Comment by umanwizard

1 day ago

That’s not true, at least in France. Perhaps it’s true in some other dialect, e.g. Quebec French; I don’t know.

From Wiktionary, the pronunciation of English bit is /bɪt/, and French bite is /bit/. The sounds represented in IPA by ɪ and i are not the same, which is precisely why “bit” and “beet” sound different to Americans.

I am from France. It's pronounced exactly the same here. Kids always joke about it when they first learn the English word 'bit'.

  • It's pronounced the same only by people speaking English with a French accent. An American, Brit, Indian, or any other native speaker of English absolutely does not pronounce "bit" the same way a French person pronounces "une bite."
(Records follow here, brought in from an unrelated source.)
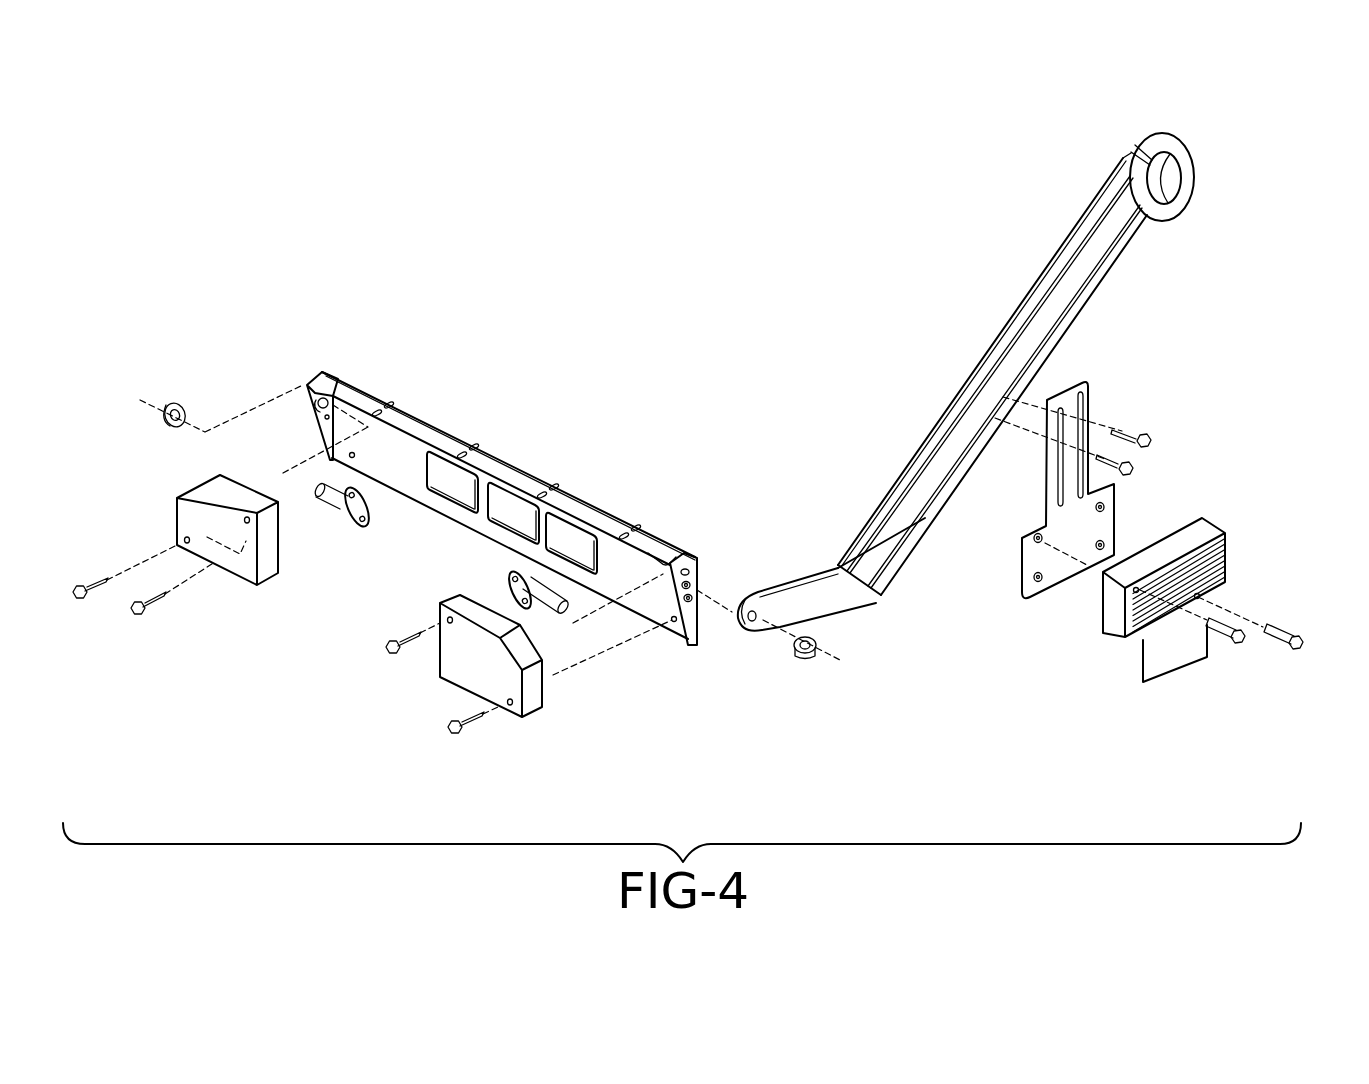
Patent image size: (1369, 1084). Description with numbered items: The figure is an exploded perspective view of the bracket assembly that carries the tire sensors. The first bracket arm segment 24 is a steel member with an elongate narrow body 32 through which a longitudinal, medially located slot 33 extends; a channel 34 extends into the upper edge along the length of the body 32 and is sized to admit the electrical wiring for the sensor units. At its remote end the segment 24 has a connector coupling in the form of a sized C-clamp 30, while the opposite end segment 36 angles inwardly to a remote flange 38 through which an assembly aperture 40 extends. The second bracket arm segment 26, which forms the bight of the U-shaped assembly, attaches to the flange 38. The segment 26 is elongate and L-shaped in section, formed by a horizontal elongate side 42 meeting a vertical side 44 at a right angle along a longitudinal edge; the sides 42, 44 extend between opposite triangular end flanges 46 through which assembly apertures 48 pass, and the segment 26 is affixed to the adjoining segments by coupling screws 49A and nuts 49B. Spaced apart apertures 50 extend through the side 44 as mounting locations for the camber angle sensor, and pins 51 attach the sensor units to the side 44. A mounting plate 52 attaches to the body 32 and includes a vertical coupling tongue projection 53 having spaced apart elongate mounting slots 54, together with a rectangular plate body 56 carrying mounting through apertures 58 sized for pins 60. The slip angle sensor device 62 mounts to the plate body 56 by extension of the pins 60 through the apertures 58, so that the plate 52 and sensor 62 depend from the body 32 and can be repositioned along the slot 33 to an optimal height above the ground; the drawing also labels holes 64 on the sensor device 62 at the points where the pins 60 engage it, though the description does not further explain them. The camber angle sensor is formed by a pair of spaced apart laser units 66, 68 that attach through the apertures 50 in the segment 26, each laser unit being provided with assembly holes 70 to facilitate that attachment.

The first bracket arm segment 24 is at (900, 555).
The second bracket arm segment 26 is at (426, 409).
The C-clamp 30 is at (1190, 150).
The body 32 is at (1127, 253).
The slot 33 is at (1095, 290).
The channel 34 is at (1028, 303).
The end segment 36 is at (835, 617).
The flange 38 is at (749, 625).
The assembly aperture 40 is at (768, 617).
The horizontal elongate side 42 is at (505, 465).
The vertical side 44 is at (695, 638).
The triangular end flanges 46 is at (320, 427).
The assembly apertures 48 is at (324, 402).
The coupling screws 49A is at (333, 500).
The nuts 49B is at (165, 423).
The apertures 50 is at (353, 455).
The pins 51 is at (88, 580).
The mounting plate 52 is at (1120, 499).
The vertical coupling tongue projection 53 is at (1055, 478).
The mounting slots 54 is at (1085, 380).
The rectangular plate body 56 is at (1113, 537).
The mounting through apertures 58 is at (1034, 583).
The pins 60 is at (510, 512).
The sensor device 62 is at (1228, 560).
The housing holes 64 is at (1199, 597).
The laser unit 66 is at (530, 718).
The laser unit 68 is at (265, 578).
The assembly holes 70 is at (247, 517).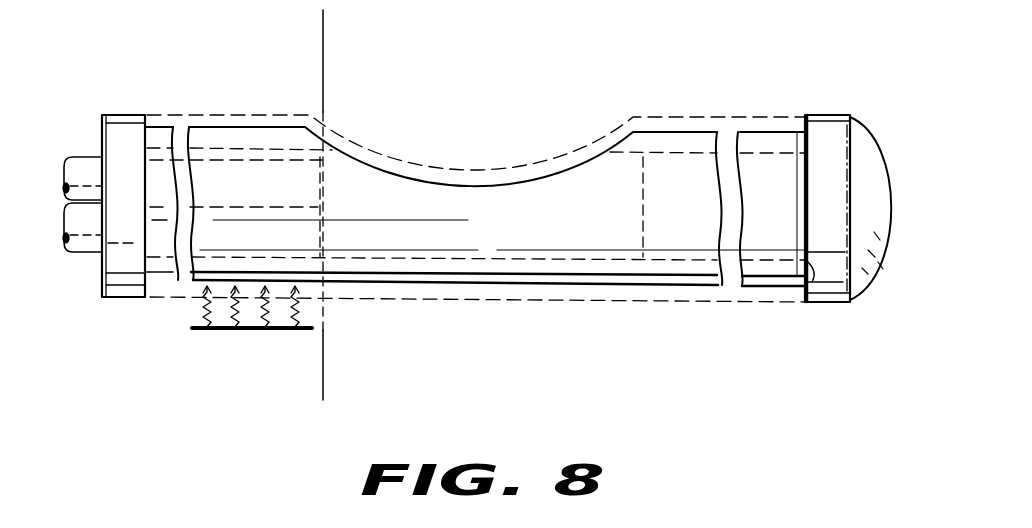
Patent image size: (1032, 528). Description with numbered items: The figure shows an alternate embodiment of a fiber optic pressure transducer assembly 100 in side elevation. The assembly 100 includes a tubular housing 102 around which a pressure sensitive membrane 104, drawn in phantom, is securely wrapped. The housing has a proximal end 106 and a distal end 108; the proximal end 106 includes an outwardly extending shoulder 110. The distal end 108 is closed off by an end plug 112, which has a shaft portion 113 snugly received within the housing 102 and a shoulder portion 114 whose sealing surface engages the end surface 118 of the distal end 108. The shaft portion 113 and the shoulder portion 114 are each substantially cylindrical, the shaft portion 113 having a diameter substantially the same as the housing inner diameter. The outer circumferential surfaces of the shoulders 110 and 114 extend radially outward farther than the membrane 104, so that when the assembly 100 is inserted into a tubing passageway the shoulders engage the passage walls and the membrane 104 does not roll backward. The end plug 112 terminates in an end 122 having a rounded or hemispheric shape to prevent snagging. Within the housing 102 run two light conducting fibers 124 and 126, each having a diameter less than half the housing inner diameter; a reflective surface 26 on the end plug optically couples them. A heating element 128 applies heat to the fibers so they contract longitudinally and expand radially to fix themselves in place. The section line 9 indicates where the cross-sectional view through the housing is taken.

The section line 9- 9 is at (258, 33).
The reflective surface 26 is at (643, 203).
The pressure transducer assembly 100 is at (247, 107).
The housing 102 is at (643, 130).
The pressure sensitive membrane 104 is at (684, 113).
The proximal end 106 is at (103, 127).
The distal end 108 is at (797, 130).
The shoulder 110 is at (121, 115).
The end plug 112 is at (845, 104).
The shaft portion 113 is at (697, 232).
The shoulder portion 114 is at (828, 304).
The end surface 118 is at (807, 304).
The end 122 is at (874, 290).
The fiber 124 is at (318, 176).
The fiber 126 is at (322, 240).
The heating element 128 is at (218, 331).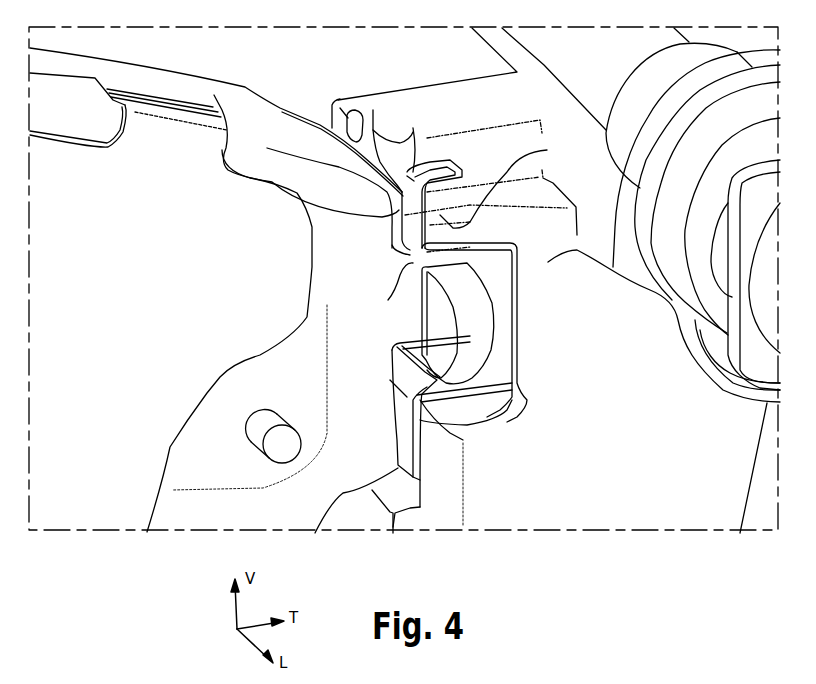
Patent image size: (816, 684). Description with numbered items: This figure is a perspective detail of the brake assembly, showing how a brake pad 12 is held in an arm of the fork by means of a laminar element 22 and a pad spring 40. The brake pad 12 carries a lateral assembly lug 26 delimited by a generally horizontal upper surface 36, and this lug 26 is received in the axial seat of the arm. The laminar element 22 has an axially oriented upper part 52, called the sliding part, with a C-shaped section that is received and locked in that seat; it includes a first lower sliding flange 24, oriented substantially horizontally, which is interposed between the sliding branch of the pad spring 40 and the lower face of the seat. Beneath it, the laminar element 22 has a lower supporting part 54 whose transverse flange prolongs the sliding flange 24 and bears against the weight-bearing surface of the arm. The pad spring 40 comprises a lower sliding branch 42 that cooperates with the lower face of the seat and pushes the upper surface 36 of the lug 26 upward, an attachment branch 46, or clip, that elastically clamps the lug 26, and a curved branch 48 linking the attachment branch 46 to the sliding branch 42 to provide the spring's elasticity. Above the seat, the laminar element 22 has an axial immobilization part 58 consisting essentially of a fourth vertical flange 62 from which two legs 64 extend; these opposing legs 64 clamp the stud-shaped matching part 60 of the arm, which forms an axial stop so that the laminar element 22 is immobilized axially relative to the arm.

The brake pad 12 is at (246, 290).
The laminar element 22 is at (548, 150).
The first lower sliding flange 24 is at (505, 407).
The lateral assembly lug 26 is at (413, 263).
The upper surface 36 is at (397, 247).
The pad spring 40 is at (478, 350).
The lower sliding branch 42 is at (430, 410).
The attachment branch 46 is at (437, 313).
The curved branch 48 is at (472, 310).
The upper part 52 is at (502, 286).
The lower supporting part 54 is at (402, 442).
The axial immobilization part 58 is at (373, 142).
The matching part 60 is at (398, 152).
The fourth vertical flange 62 is at (397, 207).
The legs 64 is at (356, 98).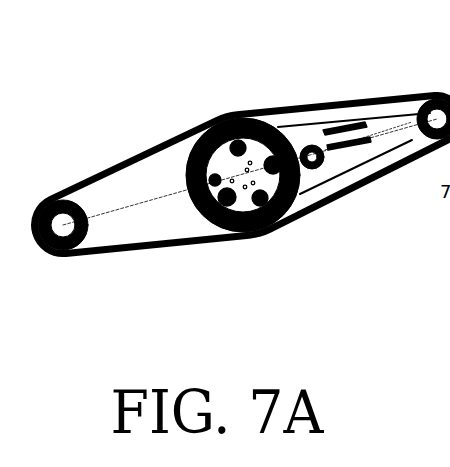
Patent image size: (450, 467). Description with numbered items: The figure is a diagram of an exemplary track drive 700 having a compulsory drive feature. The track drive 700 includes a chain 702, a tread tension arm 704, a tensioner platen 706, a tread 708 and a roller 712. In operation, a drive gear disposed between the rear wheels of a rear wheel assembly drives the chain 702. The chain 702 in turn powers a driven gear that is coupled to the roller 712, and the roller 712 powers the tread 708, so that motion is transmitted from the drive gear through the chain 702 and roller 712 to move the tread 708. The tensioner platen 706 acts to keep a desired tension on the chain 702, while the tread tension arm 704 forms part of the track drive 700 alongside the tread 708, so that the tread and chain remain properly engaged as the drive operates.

The track drive 700 is at (118, 119).
The chain 702 is at (313, 127).
The tread tension arm 704 is at (221, 160).
The tensioner platen 706 is at (215, 240).
The tread 708 is at (328, 198).
The roller 712 is at (418, 86).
    Rather than measuring whose French pedigree is longer, I will put down a wager on this. ₹3? :D

  • I don’t doubt that you speak French. French people tend to have difficulty distinguishing those sounds because they are not distinguished in French. In English, they are: English has a much larger inventory of distinct vowel sounds than French (or indeed most European languages). In typical French-accented English, “bit” is indeed pronounced like the French word “bite”, but in native speaker English, it is not.

    I am a native speaker of American English and also speak French quite well. If you neither accept personal experience, nor what is written on Wiktionary, what evidence would you accept?